What if we only need to display the binary number of bytes? Then we will first convert the byte into an int, and then remove all the first three bytes, leaving only the data of the last byte. The Code is as follows:

Byte b1 = 10; system. out. println ("b1 =" + byte. tostring (B1); system. out. println ("B1 binary:" + integer. tobinarystring (0xff & B1); byte b2 =-10; system. out. println ("b2 =" + byte. tostring (B2); system. out. println ("B2 binary:" + integer. tobinarystring (0xff & B2 ));

This is mainly because we cannot find the Byte ClassTobinarystringFunction, so we have to use integer.

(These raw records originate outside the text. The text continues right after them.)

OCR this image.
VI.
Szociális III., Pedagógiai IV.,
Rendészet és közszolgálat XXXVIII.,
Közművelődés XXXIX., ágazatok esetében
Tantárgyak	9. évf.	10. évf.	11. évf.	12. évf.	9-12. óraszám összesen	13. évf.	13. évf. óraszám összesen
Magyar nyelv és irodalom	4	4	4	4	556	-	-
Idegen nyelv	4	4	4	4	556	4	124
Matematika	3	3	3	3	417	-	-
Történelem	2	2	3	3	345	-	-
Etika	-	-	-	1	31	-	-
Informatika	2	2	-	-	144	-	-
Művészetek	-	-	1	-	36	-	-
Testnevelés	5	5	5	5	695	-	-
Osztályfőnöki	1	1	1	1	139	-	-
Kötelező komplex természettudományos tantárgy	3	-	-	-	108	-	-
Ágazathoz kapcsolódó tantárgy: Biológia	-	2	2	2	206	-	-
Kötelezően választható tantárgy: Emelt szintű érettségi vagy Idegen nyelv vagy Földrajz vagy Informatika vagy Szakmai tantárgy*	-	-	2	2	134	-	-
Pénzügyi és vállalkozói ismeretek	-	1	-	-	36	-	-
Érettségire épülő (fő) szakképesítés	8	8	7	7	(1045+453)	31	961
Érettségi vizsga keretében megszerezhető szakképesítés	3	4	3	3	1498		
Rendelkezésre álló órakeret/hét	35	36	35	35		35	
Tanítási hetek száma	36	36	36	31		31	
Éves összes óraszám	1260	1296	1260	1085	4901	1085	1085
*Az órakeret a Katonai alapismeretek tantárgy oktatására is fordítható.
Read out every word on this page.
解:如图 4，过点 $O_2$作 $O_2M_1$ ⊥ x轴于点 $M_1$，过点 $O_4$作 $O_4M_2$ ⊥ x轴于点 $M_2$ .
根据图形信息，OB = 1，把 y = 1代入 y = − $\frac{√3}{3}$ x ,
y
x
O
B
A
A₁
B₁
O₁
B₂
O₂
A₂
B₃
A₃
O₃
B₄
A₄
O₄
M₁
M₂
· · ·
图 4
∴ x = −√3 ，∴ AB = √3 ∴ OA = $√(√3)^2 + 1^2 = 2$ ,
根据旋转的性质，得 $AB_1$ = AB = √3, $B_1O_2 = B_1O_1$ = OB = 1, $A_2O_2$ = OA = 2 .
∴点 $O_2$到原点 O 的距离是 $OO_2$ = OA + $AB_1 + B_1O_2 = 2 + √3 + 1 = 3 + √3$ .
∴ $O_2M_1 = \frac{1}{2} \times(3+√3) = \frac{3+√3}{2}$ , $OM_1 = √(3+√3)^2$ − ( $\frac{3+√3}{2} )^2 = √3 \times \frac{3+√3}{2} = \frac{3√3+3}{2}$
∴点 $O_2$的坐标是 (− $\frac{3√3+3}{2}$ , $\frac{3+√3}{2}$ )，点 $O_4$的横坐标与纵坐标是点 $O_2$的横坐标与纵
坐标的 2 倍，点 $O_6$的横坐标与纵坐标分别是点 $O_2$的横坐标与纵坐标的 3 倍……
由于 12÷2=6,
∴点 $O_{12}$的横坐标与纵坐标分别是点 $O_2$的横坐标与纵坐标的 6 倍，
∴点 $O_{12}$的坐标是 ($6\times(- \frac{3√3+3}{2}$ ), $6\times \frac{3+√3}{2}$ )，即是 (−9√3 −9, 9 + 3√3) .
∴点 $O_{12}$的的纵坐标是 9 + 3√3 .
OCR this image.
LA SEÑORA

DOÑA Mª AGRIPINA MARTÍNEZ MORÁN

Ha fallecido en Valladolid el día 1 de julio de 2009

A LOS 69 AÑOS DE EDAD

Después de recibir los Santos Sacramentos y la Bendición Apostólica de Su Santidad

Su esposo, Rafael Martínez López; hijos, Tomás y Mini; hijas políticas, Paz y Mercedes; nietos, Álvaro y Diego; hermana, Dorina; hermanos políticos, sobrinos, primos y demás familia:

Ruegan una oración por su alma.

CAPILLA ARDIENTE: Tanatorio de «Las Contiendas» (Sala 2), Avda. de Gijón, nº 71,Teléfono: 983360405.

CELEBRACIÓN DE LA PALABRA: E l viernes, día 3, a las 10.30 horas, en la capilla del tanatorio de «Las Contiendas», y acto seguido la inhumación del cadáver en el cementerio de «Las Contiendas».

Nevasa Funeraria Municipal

Here we also need to explain the displacement operation. If one byte is moved to the left, the rightmost side is supplemented with 0, and the leftmost data is lost. The right shift is different. The leftmost complement is the symbol bit, that is, the highest bit. If it is a negative number, it is still a negative number after the right shift.

Read this Code:

Byte b1 = 10; system. out. println ("b1 =" + byte before displacement. tostring (B1); system. out. println ("binary of B1 before displacement:" + integer. tobinarystring (0xff & B1); b1 = (byte) (b1> 2); system. out. println ("b1 =" + byte after displacement. tostring (B1); system. out. println ("binary of B1 after displacement:" + integer. tobinarystring (0xff & B1); byte b2 =-10; system. out. println ("b2 =" + byte before displacement. tostring (B2); system. out. println ("binary of B2 before displacement:" + integer. tobinarystring (0xff & B2); b2 = (byte) (B2> 2); system. out. println ("b2 =" + byte after displacement. tostring (B2); system. out. println ("binary of B2 after displacement:" + integer. tobinarystring (0xff & B2 ));

The result is:

B1 = 10 before displacement

Binary value of B1 before displacement: 1010

B1 = 2 after displacement

Binary value of B1 after displacement: 10

B2 =-10 before displacement

Binary value of B2 before displacement: 11110110

B2 =-3 after displacement

Binary 11111101 of B2 after displacement

 

Generally, under what circumstances will the operation be performed in place? My summary:

1. When dealing with devices

Basically, both the interface and the device interface are passed byte arrays. If the byte array needs to be converted to a string, bitwise operations are not required. You only need to decode the byte array. However, if it is converted to a value such as int/long, it must be converted using bitwise operations.

2. Quick Computation

When it needs to be × 2, the first bit is directly shifted to the left, and the operation is fast, saving the CPU.

3. Memory saving

It is easier to directly use bitwise operations to determine a byte than to convert it into a string.

What else can I think of at once. I will show several pieces of code later to demonstrate the benefits of bitwise operations.